Не знаю, почему в этот вечер тонкое лицо портрета с голубыми глазами особенно преследовало мое воображение. Я редко смотрел на портрет, точно боясь, что он потеряет надо мной силу – но помнил и думал о нем всегда. Полина, когда пела второй раз, аккомпанировала себе сама. Я видел сзади ее стройную фигуру, пепельные волосы, зачесанные низко, – я уже не слышал этих резких звуков – и мало-помалу мне начинало казаться, что это вовсе не Полина, а та бледная девушка, и не теперь, а в бесконечно отдаленное время, которое стало теперешним, поет милую сердцу моему песню.
Когда мы расходились – я поцеловал ручку Полины, сухенькую и желтую, без митенки на этот раз. Мне показалось, что ручка дрожала. Сам не знаю как – я пробормотал просьбу, которую давно собирался высказать и все почему-то не смел:
– Полина Васильевна… Там, у меня в кабинете случайно… есть ваш акварельный портрет чудной работы. Вы позволите мне снять копию?
Торопливое и горячее согласие было дано – я не заботился и почти не слышал, в каких выражениях. Я был счастлив. Сумею ли я только? Смогу ли? Я почти побежал наверх и долго смотрел на «нее» при свете «карсели». И она смотрела на меня прямо и вопросительно своими неулыбающимися глазами.
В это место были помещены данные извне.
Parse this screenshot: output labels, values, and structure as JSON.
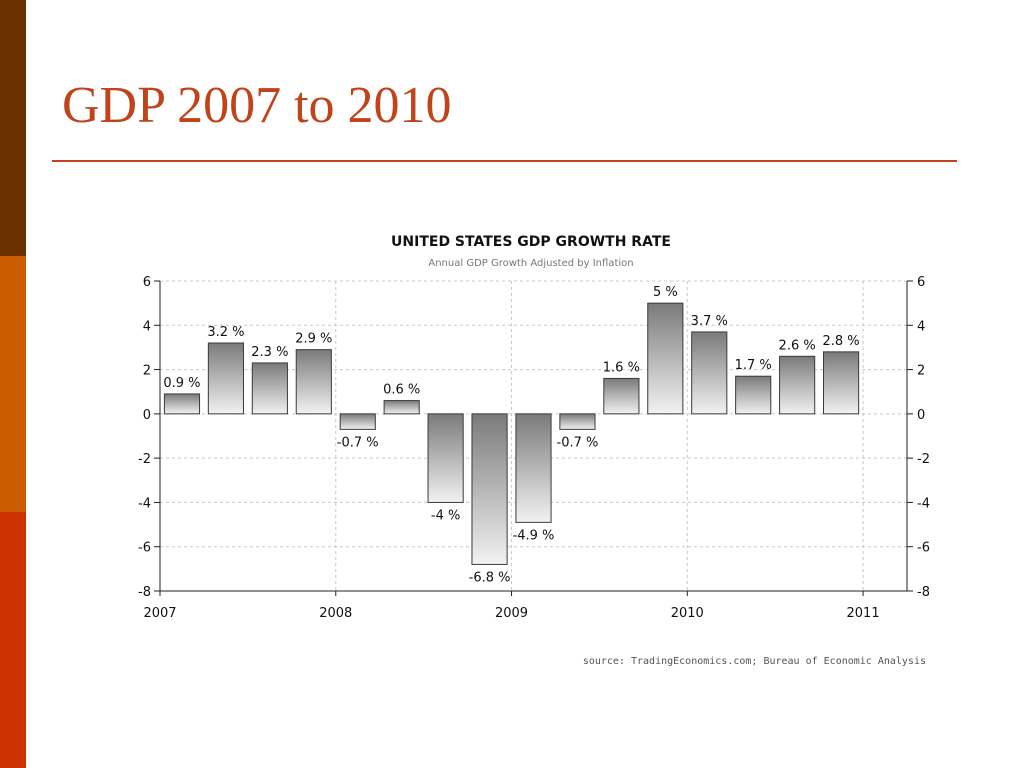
{
  "slide": {
    "title": "GDP 2007 to 2010",
    "stripe_colors": [
      "#6b3100",
      "#cc5c00",
      "#cc3300"
    ],
    "title_color": "#c0431a",
    "rule_color": "#c0431a"
  },
  "chart_data": {
    "type": "bar",
    "title": "UNITED STATES GDP GROWTH RATE",
    "subtitle": "Annual GDP Growth Adjusted by Inflation",
    "source": "source: TradingEconomics.com; Bureau of Economic Analysis",
    "x": [
      2007.25,
      2007.5,
      2007.75,
      2008.0,
      2008.25,
      2008.5,
      2008.75,
      2009.0,
      2009.25,
      2009.5,
      2009.75,
      2010.0,
      2010.25,
      2010.5,
      2010.75,
      2011.0
    ],
    "values": [
      0.9,
      3.2,
      2.3,
      2.9,
      -0.7,
      0.6,
      -4,
      -6.8,
      -4.9,
      -0.7,
      1.6,
      5,
      3.7,
      1.7,
      2.6,
      2.8
    ],
    "data_labels": [
      "0.9 %",
      "3.2 %",
      "2.3 %",
      "2.9 %",
      "-0.7 %",
      "0.6 %",
      "-4 %",
      "-6.8 %",
      "-4.9 %",
      "-0.7 %",
      "1.6 %",
      "5 %",
      "3.7 %",
      "1.7 %",
      "2.6 %",
      "2.8 %"
    ],
    "xticks": [
      2007,
      2008,
      2009,
      2010,
      2011
    ],
    "xtick_labels": [
      "2007",
      "2008",
      "2009",
      "2010",
      "2011"
    ],
    "xlim": [
      2007,
      2011.25
    ],
    "ylim": [
      -8,
      6
    ],
    "yticks": [
      -8,
      -6,
      -4,
      -2,
      0,
      2,
      4,
      6
    ],
    "ytick_labels": [
      "-8",
      "-6",
      "-4",
      "-2",
      "0",
      "2",
      "4",
      "6"
    ],
    "grid": true,
    "axes": "left and right",
    "bar_color_top": "#7a7a7a",
    "bar_color_bottom": "#f2f2f2"
  }
}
Мы сидели на широкой террасе, кончая послеобеденный чай. Вечер спускался на луга ясный, тихий, весь золотисто-желтый. Теплота – но не жара – охватывала меня, пахучая и ласковая. В саду уже совсем завечерело, но по лугам еще тянулись длинные солнечные лучи. Кузнечики хлопотливо, пронзительным шепотом, кричали в траве. Воздух был так ясен и чист, что далеко-далеко слышался стук колес проезжающей телеги. Говорить не хотелось, хотелось дышать и жить.
Не знаю, сколько времени прошло с тех пор, как я приехал в Осокино. Дни шли, шли, я спутался, да и не хотел считать. Знаю только, что сено давно скосили, что рожь пожелтела, пригнулась к земле да частые ветры стали рябить порою воду широкого озера. Но теперь оно лежало недвижно, как спящее. Небеса бледнели. На горизонте, с востока, толпились тихие и круглые облака и медленно и неуловимо вытягивались, меняя цвета.
– Аделаида Васильевна, – обратился я к старшей сестре, которая молчала и весь день казалась мне печальной. – Вы задумались? А угадайте, о чем я думаю. Я думаю, что ведь я даже не знаю, какое сегодня число, месяц, сколько времени я у вас…
Аделаида засмеялась и замахала руками.